The storied Irishman took control of the Irish Independent, Sunday Independent and Evening Herald publisher in 1973

Tony O'Reilly (Credit: David Levenson/Getty Images)
Tony O'Reilly (Credit: David Levenson/Getty Images)

Tony O’Reilly, the Irish media mogul, businessman and hall-of-fame athlete, has died following a short illness. He was 88.

O’Reilly’s family confirmed his death in a statement to media Saturday. “In the coming days there will be many worthy tributes made to Tony O’Reilly’s unique and extraordinary achievements in the fields of business and sport,” the statement read.

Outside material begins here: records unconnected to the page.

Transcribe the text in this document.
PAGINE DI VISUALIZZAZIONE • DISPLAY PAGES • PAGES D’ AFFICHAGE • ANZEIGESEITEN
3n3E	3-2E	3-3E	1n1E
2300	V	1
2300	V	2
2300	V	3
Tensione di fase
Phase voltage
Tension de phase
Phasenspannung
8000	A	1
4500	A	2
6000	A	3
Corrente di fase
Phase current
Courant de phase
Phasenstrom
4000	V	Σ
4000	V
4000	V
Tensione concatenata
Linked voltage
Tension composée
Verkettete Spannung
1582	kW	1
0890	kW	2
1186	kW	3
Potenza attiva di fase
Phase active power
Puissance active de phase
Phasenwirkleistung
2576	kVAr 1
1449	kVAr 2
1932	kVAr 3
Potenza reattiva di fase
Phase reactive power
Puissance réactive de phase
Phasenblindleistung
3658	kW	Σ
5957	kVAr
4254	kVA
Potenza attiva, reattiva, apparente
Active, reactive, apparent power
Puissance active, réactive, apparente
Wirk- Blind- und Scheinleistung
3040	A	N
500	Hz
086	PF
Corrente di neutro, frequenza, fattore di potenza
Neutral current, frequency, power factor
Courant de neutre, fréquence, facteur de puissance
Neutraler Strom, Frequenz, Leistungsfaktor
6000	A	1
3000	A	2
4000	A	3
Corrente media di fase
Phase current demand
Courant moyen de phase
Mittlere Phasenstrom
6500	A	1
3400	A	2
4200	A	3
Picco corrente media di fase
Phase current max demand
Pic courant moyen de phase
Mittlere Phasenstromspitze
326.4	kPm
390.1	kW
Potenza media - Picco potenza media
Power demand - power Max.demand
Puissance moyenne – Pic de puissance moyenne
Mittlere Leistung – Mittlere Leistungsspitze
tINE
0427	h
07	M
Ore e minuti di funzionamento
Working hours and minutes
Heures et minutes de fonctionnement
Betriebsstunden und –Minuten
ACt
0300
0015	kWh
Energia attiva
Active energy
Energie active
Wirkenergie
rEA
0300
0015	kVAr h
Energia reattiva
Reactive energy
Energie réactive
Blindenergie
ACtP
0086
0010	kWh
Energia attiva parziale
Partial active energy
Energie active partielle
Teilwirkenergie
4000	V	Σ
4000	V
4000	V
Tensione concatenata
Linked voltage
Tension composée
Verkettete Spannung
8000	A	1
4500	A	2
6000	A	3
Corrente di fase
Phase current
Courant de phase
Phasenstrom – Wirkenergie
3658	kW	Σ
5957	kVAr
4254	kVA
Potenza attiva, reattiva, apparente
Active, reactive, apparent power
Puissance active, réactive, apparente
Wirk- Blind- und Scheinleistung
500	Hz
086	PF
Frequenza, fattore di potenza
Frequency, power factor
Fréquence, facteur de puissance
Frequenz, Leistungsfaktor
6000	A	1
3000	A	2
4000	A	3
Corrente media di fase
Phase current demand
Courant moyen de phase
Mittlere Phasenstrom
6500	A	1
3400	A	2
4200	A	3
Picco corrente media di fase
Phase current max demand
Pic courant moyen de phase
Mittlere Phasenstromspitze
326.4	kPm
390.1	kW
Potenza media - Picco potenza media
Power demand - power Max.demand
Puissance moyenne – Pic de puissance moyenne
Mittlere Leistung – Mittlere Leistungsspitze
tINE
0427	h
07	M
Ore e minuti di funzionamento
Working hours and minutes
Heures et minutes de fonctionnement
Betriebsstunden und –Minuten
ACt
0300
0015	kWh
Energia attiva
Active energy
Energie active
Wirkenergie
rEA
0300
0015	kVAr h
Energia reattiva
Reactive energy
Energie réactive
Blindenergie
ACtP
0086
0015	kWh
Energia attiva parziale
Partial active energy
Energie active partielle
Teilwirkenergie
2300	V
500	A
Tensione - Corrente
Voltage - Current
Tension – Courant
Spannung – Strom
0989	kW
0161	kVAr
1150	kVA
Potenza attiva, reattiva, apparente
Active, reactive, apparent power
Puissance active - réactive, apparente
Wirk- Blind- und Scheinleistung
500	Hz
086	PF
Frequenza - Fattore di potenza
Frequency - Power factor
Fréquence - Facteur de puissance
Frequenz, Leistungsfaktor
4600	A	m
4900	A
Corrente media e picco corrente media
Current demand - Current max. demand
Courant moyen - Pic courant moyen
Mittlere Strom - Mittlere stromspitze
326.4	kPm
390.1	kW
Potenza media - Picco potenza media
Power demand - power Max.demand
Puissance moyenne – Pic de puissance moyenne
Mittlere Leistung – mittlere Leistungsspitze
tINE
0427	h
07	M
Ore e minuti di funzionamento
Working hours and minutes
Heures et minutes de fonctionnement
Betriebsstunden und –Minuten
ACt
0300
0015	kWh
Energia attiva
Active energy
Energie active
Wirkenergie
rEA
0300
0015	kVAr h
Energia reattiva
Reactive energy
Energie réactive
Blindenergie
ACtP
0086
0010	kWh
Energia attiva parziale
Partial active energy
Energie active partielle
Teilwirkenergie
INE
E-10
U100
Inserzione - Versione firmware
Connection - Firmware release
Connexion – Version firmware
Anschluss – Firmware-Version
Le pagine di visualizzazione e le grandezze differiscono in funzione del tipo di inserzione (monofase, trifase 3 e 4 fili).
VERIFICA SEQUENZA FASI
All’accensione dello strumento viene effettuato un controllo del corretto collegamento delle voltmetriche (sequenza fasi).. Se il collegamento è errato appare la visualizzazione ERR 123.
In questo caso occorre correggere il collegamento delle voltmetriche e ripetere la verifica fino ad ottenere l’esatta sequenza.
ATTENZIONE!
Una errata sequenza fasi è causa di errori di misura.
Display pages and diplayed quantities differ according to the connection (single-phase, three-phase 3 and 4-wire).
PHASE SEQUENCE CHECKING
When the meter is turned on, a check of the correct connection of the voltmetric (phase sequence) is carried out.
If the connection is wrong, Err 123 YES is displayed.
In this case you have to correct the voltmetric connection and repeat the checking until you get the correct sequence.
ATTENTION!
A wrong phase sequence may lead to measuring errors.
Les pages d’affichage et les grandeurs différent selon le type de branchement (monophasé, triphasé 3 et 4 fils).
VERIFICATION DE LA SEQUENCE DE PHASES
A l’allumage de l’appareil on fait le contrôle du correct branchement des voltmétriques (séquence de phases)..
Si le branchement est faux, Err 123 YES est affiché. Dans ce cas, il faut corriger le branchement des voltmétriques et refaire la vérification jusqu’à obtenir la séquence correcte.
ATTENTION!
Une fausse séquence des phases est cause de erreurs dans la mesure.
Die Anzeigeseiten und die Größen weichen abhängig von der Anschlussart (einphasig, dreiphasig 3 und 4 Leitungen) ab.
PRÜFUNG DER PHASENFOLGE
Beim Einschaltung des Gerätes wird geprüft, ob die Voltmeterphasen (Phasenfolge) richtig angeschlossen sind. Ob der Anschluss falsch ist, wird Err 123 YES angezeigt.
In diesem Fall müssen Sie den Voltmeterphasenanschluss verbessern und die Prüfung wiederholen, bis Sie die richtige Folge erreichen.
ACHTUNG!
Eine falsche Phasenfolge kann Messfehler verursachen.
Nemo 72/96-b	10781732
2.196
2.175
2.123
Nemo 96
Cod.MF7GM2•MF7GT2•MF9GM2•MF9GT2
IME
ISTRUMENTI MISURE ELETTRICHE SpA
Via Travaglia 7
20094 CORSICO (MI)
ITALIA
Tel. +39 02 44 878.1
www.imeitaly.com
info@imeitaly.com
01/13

“As well as his extraordinary philanthropic vision which was best evidenced by the establishment of the Ireland Funds at a dark time in this island’s history,” the family continued. “But, for us, he was a dearly loved dad and a granddad. He lived one of the great lives and we were fortunate to spend time with him in recent weeks as that great life drew to a close.”

O’Reilly’s career in media began when he bought Independent Newspapers (now Independent News & Media) in 1973 and became the publisher of three outlets: Irish Independent, Sunday Independent and Evening Herald. The company eventually assumed control of 38 newspaper titles and 70 radio stations in South Africa, New Zealand and Australia.

He was also a professional rugby player for Ireland and won the country 29 caps between 1955 and 1970. (A cap typically denotes the number of times a player plays for their national team against another national team.) O’Reilly joined the IRFU Commercial Committee after he retired from the game, and was in the first class of inductees to the International Rugby Hall of Fame in 1997.

Irish Rugby honored O’Reilly on X (formerly Twitter), writing, “A legend of the game has passed. Our deepest sympathies to his family and friends. First capped at 18 he won 29 @irishrugby caps and was a hero of the @lionsofficial. Sir Anthony O’Reilly RIP.”

O’Reilly was born in Dublin on May 7, 1936.

The Irish Times first reported the news.